More so than ever, during this time of social distancing and the spread of COVID-19, what does it mean to have spiritual purpose? As we watched the news and saw the cases rise, we couldn’t help but feel a tug at the heart, both for others and for ourselves. Was that tug from faith or spirituality or both?
As a spiritual and bereavement counselor in hospice for many years, spiritual purpose became the first and foremost topic of discussion with someone facing death. The basis of my conversation became how someone was finding meaning during this time of their life, whether they felt valued and what sense were they making of their terminal diagnosis.
The Difference Between Spirituality and Religion
Spirituality and religion are words that are typically interchangeable. However, they are different. Religion is a set of beliefs involving ritual practice. Spirituality is the physical nature of being as it relates to the inner psyche and soul of a person.
In times of upheaval, confusion and pandemics, people usually turn to ritual and religion for comfort. I’ll be the first to admit that I have pulled out the rosary beads a time or two and started in prayer and singing the Beatles words to “Let It Be”: “Mother Mary, come to me.”

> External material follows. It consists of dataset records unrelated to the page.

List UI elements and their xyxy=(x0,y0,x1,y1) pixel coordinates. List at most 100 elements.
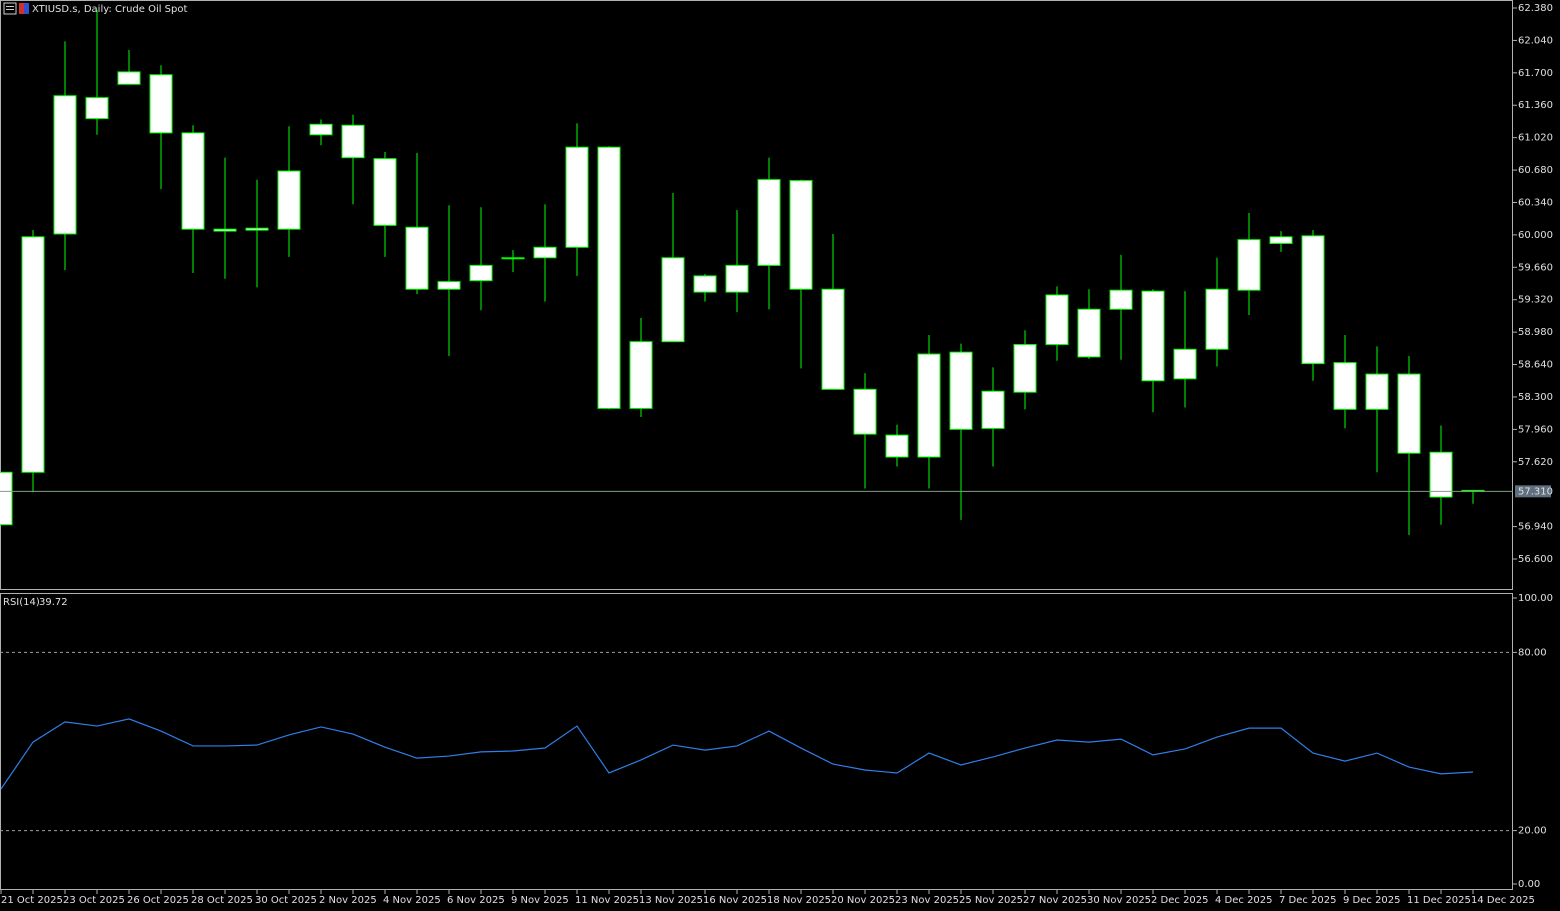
candle-body xyxy=(1109,289,1133,310)
candle-body xyxy=(373,158,397,226)
y-tick-label: 62.040 xyxy=(1518,35,1553,46)
candle-body xyxy=(117,71,141,85)
candle-body xyxy=(149,74,173,134)
candle-body xyxy=(181,132,205,230)
x-tick-label: 2 Nov 2025 xyxy=(319,895,377,906)
x-tick-label: 23 Oct 2025 xyxy=(63,895,125,906)
x-tick-label: 6 Nov 2025 xyxy=(447,895,505,906)
y-tick-label: 60.340 xyxy=(1518,197,1553,208)
candle-body xyxy=(693,275,717,293)
candle-body xyxy=(213,228,237,232)
candle-body xyxy=(1205,288,1229,350)
candle-body xyxy=(1333,362,1357,410)
candle-body xyxy=(949,351,973,430)
x-tick-label: 4 Dec 2025 xyxy=(1215,895,1273,906)
candle-body xyxy=(1429,451,1453,498)
y-tick-label: 56.940 xyxy=(1518,522,1553,533)
y-tick-label: 100.00 xyxy=(1518,593,1553,604)
candle-body xyxy=(341,124,365,159)
candle-body xyxy=(533,246,557,259)
candle-body xyxy=(1173,348,1197,380)
x-tick-label: 20 Nov 2025 xyxy=(831,895,895,906)
x-tick-label: 11 Dec 2025 xyxy=(1407,895,1471,906)
candle-body xyxy=(309,123,333,136)
x-tick-label: 27 Nov 2025 xyxy=(1023,895,1087,906)
x-tick-label: 30 Oct 2025 xyxy=(255,895,317,906)
rsi-line xyxy=(0,718,1474,790)
candle-body xyxy=(53,95,77,235)
price-label-box xyxy=(1515,485,1551,498)
y-tick-label: 61.020 xyxy=(1518,133,1553,144)
candle-body xyxy=(277,170,301,230)
candle-body xyxy=(1045,294,1069,346)
candle-body xyxy=(917,353,941,458)
x-tick-label: 11 Nov 2025 xyxy=(575,895,639,906)
y-tick-label: 20.00 xyxy=(1518,826,1547,837)
candle-body xyxy=(245,227,269,231)
candle-body xyxy=(1141,290,1165,382)
x-tick-label: 4 Nov 2025 xyxy=(383,895,441,906)
y-tick-label: 60.680 xyxy=(1518,165,1553,176)
rsi-plot xyxy=(0,651,1513,832)
candle-body xyxy=(469,264,493,282)
y-tick-label: 61.360 xyxy=(1518,100,1553,111)
candle-body xyxy=(437,281,461,290)
candle-body xyxy=(885,434,909,458)
x-tick-label: 28 Oct 2025 xyxy=(191,895,253,906)
x-tick-label: 25 Nov 2025 xyxy=(959,895,1023,906)
y-tick-label: 56.600 xyxy=(1518,554,1553,565)
symbol-icons xyxy=(3,2,29,15)
y-tick-label: 0.00 xyxy=(1518,879,1540,890)
chart-title: XTIUSD.s, Daily: Crude Oil Spot xyxy=(32,4,187,15)
x-tick-label: 18 Nov 2025 xyxy=(767,895,831,906)
candle-body xyxy=(1077,308,1101,358)
candle-body xyxy=(597,146,621,409)
x-tick-label: 14 Dec 2025 xyxy=(1471,895,1535,906)
x-tick-label: 9 Nov 2025 xyxy=(511,895,569,906)
candle-body xyxy=(725,264,749,293)
y-tick-label: 58.300 xyxy=(1518,392,1553,403)
candle-body xyxy=(1013,344,1037,393)
candle-body xyxy=(405,226,429,290)
candle-body xyxy=(853,388,877,435)
y-tick-label: 58.640 xyxy=(1518,360,1553,371)
candle-body xyxy=(0,471,13,526)
x-tick-label: 21 Oct 2025 xyxy=(1,895,63,906)
x-tick-label: 2 Dec 2025 xyxy=(1151,895,1209,906)
candle-body xyxy=(501,257,525,260)
candle-body xyxy=(661,257,685,343)
main-pane-border xyxy=(0,0,1513,590)
price-label: 57.310 xyxy=(1518,486,1553,497)
candle-body xyxy=(629,341,653,409)
candle-body xyxy=(981,390,1005,429)
y-tick-label: 59.320 xyxy=(1518,295,1553,306)
y-tick-label: 59.660 xyxy=(1518,262,1553,273)
candle-body xyxy=(821,288,845,390)
candle-body xyxy=(1365,373,1389,410)
y-tick-label: 80.00 xyxy=(1518,647,1547,658)
rsi-current-value: 39.72 xyxy=(39,597,68,608)
y-tick-label: 60.000 xyxy=(1518,230,1553,241)
axes: 62.380 62.040 61.700 61.360 61.020 60.680 60.3… xyxy=(0,3,1553,906)
x-tick-label: 16 Nov 2025 xyxy=(703,895,767,906)
rsi-title: RSI(14) xyxy=(3,597,40,608)
candle-body xyxy=(85,97,109,120)
candle-body xyxy=(757,179,781,266)
candle-body xyxy=(21,236,45,473)
candle-body xyxy=(1237,239,1261,291)
main-plot xyxy=(0,9,1513,536)
x-tick-label: 13 Nov 2025 xyxy=(639,895,703,906)
x-tick-label: 30 Nov 2025 xyxy=(1087,895,1151,906)
candle-body xyxy=(1397,373,1421,454)
y-tick-label: 58.980 xyxy=(1518,327,1553,338)
x-tick-label: 26 Oct 2025 xyxy=(127,895,189,906)
y-tick-label: 57.620 xyxy=(1518,457,1553,468)
y-tick-label: 62.380 xyxy=(1518,3,1553,14)
y-tick-label: 57.960 xyxy=(1518,424,1553,435)
x-tick-label: 23 Nov 2025 xyxy=(895,895,959,906)
x-tick-label: 9 Dec 2025 xyxy=(1343,895,1401,906)
y-tick-label: 61.700 xyxy=(1518,68,1553,79)
x-tick-label: 7 Dec 2025 xyxy=(1279,895,1337,906)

I will say though, after 12 years of Catholic school and quite a few years of practicing Catholicism, I did not find spirituality until I connected with Mother Earth. For me, spirituality didn’t come from ritual, it came from within, from following and being the light of giving, loving, and doing. Being in nature and working the earth helped my psyche, my mental state, be at its healthiest.
Spread the Light
So, perhaps during this time of social distancing, try to spread the light and be the light in ways that feel right for you. While some feelings of dismay and fear will always creep in – after all, we are human – think about how you are going to find spiritual purpose. Continue to practice the ritual where you learned faith and what makes you feel comfortable, but try and ask those spiritual purpose questions: how are you finding meaning during this crisis, are you feeling valued and what sense are you making of the situation?. And in the end, don’t we all want to reach for the light, be the light, and spread the light? The Hope Grows choice of flower for this month’s focus was the tulip. Tulips are sun seekers. They follow the light and contort their stems to do so. I think we all could use the advice of the tulip flower, in that, it is important no matter how dark it may seem, we just may need to twist and move ourselves to follow the light.